Rezension

Yes, he can

28 Tage lang - David Safier

28 Tage lang
von David Safier

Im Vorfeld dieser Veröffentlichung hörte man immer wieder eine Frage. Kann der lustige Autor auch ernst? Ja, er kann! Und wie er kann! Und er sollte sogar! Und bitte mehr davon!

David Safier gelingt mit „28 Tage lang“ etwas, das nicht jedem geglückt wäre. Ohne sich zu verbiegen, schreibt er ein Buch, das sich in jeder Hinsicht von seinen vorherigen Werken unterscheidet und doch ganz klar die Handschrift Safiers trägt. Ein Buch, in dem sich langjährige Leser wohlfühlen werden, mit dem sich Kritiker versöhnen können und das hoffentlich viele neue Leser hinzugewinnen wird!

„28 Tage lang“ spielt in den Kriegsjahren 1942/1943 im Warschauer Ghetto. Die Nationalsozialisten haben inmitten der polnischen Hauptstadt einen „Jüdischen Wohnbezirk“ errichtet, der nichts anderes ist als ein menschenunwürdiges Sammellager, in dem deutsche und polnische Juden zusammengepfercht und später in die Konzentrationslager deportiert werden. In diesem Ghetto lebt auch die 16-jährige Mira. Von den Erwachsenen nicht mehr viel erwartend, kümmert sich Mira um ihre jüngere Schwester und ihre traumatisierte Mutter, schmuggelt Lebensmittel von außerhalb der Mauer ins hungernde Ghetto und riskiert dabei immer wieder ihr Leben, um zu überleben. In einer Umgebung und unter Bedingungen, die vielen nicht mehr als lebenswert erscheinen. Als die Schrecken des Holocausts und eine Reihe von Ereignissen auch Mira verändern, schließt sie sich dem Widerstand an. Der Aufstand im Warschauer Ghetto im Frühjahr 1943 stellt viele Menschen vor die Frage: Was für ein Mensch willst Du sein?
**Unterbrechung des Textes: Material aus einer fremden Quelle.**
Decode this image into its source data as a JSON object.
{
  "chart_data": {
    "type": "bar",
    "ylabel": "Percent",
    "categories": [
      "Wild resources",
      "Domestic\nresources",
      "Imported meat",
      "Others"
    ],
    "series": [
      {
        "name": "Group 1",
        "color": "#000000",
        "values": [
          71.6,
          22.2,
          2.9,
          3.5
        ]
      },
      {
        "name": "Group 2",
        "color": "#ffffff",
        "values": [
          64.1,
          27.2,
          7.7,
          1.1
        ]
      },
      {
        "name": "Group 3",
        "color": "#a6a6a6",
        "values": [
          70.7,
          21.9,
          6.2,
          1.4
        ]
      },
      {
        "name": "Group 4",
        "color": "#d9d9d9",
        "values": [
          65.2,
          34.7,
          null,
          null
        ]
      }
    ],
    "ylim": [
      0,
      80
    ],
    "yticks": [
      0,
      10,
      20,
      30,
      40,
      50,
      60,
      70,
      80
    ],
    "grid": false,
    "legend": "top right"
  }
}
Für seinen neuen Roman hat sich David Safier genau diese Frage als Kernmotiv genommen. Immer wieder taucht sie auf, die Frage nach dem Gewissen, nach dem Mensch-Sein, nach Richtig und Falsch. Ein Frage, die so leicht und doch so schwer zu beantworten ist in Zeiten, in denen Menschen zu unfassbarem fähig sind, zu unfassbar Gutem, zu unfassbar Schlechtem, zu unfassbar Grauenhaftem und zu unfassbar Mutigem. Und so sind Safiers Romanfiguren auch keine Helden, es sind Menschen. Und es ist die Menschlichkeit, die in diesen Tagen Helden schafft.

David Safier fängt in seinem Roman diese Stimmung sehr gut ein und entwirft im historischen Kontext fiktive Figuren, die glaubwürdig in ihrer Umgebung agieren und so auch die Geschichte glaubwürdig machen. Die Figuren handeln mit all ihren Schwächen und Stärken, jeder so gut oder schlecht wie er kann. Und immer wieder die Frage: Was für ein Mensch willst Du sein?

„28 Tage lang“ ist kein typischer zeitgeschichtlicher Roman, der wie so viele andere Vorgänger versucht, aufzuarbeiten, zu moralisieren. „28 Tage lang“ ist ein Jugendroman, der behutsam und doch ungeschönt die Ereignisse im Warschauer Ghetto beschreibt und die Menschen und die Geschichte ins Hier und Jetzt holt.
Die Handlung ist emotional trotz der historischen Schwere gut ausbalanciert und dabei, für meine Begriffe, hervorragend recherchiert und informativ. Aufbereitet in einer leicht zugänglichen Sprache und wirklich schön erzählt, hat David Safier hier ein absolut lesenswertes Buch vorgelegt.

Da ich mit Jugendromanen so meine Zugangsschwierigkeiten habe, und mich das auch in diesem Buch leider am letzten Funken-Überspringen gehindert hat, würde ich normalerweise 4 Sterne vergeben. Andererseits verdient dieses Buch aber auch einfach 5 Sterne, weil der Autor es nicht nur gewagt hat, sich weiterzuentwickeln, sondern weil es ihm auch noch großartig gelungen ist!

Fazit: 4 Sterne für das Buch und ein 5. Stern für das „Neu-Sein“-Können!